16 angolanos morreram de malária todos os dias até agosto

Testes avançam, mas a doença permanece ameaçadora

Romeo Ranoco / reuters

As altas taxas de incidência da malária são um problema de saúde pública que está a alarmar as autoridades angolanas. Já foi acionada a estrutura interministerial Conselho Nacional para as Emergências

Cristina Peres

Cristina Peres

Jornalista de Internacional

Até agosto, mais quatro mil pessoas morreram em Angola vítimas de malária. O quadro tornou-se ainda mais sombrio a partir de setembro, obrigando o ministério da Saúde a reativar a estrutura interministerial chamada Conselho Nacional para as Emergências, escreve o diário digital angolano “Novo Jornal”.

As quatro mil mortes contaram-se entre três milhões de casos diagnosticados, o que corresponde a uma média de 16 óbitos por dia.
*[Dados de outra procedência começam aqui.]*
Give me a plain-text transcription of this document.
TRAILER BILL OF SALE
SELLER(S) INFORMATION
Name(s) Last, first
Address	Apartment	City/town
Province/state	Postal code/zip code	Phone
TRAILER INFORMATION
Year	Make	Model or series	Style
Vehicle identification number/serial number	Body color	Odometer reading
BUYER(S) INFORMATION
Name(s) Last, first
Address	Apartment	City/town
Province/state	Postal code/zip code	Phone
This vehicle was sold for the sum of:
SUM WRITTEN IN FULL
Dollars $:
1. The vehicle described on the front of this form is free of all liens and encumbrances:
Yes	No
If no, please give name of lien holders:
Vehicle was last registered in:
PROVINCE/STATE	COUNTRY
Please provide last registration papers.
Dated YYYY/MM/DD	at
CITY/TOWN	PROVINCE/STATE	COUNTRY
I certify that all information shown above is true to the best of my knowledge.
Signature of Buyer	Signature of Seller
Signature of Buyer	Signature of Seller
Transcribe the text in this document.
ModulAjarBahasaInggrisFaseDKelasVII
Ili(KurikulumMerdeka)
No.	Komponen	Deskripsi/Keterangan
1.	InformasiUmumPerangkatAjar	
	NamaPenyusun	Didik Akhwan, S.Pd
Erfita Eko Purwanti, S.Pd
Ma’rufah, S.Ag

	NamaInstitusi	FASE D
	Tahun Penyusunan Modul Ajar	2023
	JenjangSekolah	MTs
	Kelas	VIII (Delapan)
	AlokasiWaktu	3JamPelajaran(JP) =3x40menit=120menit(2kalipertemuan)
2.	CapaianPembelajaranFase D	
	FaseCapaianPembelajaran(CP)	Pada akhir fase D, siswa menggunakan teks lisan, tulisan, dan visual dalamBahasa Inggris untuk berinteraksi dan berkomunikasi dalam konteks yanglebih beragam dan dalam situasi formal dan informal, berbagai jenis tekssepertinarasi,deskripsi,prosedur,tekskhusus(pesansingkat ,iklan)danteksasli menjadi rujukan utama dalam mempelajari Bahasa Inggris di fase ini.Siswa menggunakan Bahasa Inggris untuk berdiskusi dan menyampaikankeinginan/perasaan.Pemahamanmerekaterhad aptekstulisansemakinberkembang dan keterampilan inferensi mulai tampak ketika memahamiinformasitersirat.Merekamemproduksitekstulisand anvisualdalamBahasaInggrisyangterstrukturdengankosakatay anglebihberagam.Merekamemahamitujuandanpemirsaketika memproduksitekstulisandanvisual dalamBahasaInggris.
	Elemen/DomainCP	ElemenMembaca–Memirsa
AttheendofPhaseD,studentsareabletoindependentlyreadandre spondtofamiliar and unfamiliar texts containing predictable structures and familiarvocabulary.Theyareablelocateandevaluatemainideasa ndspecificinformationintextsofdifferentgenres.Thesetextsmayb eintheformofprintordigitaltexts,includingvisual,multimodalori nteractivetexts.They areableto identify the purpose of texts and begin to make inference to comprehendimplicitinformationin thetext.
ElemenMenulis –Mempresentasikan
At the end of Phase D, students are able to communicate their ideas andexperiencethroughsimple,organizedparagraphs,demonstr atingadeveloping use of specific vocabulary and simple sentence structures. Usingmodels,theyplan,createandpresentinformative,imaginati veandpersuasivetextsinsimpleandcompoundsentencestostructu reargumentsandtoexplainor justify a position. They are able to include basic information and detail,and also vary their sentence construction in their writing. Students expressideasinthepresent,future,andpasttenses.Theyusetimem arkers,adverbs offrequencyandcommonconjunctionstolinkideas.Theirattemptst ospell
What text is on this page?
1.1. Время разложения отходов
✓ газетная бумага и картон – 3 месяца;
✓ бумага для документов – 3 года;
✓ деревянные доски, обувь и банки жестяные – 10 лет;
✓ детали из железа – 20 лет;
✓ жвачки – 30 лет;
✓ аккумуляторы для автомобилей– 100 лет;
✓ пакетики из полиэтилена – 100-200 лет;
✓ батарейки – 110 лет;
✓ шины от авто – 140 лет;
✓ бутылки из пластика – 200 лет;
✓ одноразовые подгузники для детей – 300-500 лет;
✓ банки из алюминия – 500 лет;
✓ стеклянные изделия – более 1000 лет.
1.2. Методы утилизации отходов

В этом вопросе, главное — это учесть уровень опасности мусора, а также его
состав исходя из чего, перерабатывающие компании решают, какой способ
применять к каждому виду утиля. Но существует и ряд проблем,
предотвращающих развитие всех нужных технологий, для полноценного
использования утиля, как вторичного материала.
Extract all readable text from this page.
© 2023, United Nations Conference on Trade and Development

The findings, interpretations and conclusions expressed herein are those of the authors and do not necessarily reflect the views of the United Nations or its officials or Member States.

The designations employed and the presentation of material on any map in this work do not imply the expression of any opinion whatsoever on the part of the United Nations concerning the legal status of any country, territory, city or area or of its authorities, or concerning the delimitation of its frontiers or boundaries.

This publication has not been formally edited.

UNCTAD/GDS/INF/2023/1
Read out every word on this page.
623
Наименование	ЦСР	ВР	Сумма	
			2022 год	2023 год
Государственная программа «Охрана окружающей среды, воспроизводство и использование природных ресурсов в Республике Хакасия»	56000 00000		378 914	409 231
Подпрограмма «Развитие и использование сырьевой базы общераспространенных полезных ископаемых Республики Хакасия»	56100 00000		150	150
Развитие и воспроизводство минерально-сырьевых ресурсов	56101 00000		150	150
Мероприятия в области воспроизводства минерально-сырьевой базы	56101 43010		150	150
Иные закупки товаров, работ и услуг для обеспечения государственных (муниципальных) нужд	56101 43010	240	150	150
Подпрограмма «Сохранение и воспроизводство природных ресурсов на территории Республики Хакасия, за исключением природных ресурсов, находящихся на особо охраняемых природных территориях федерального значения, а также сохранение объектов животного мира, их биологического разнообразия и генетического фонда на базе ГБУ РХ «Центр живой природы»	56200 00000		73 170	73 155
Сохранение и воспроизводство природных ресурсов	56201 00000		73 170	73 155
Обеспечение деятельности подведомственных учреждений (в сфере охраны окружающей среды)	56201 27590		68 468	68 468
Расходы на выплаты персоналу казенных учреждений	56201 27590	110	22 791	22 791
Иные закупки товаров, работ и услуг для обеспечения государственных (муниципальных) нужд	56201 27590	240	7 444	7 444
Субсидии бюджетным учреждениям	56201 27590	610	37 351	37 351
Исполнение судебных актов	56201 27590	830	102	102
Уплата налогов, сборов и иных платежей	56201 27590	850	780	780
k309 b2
Este elevado número de casos leva Rafael Dimbu a dizer queAngola está a “viver um período sombrio este ano, desde o último trimestre”. O coordenador-adjunto do Programa Nacional de Controlo da Malária (PNCM) revelou que as taxas de incidência mais altas da doença se deram em municípios do Kwanza-Norte, Cabinda, Bengo, Huambo e Lunda-Norte.

“Este ano, de uma forma muito particular [a malária] está a ter dimensões um pouco alarmantes porque estamos a ouvir falar em surtos em todo o país, que o ministério da Saúde está a acompanhar”, declarou Dimbu em Luanda, citado pela agência Angop, onde apresentou a situação epidemológica da malária em Angola, sublinhando tratar-se de um problema de saúde pública.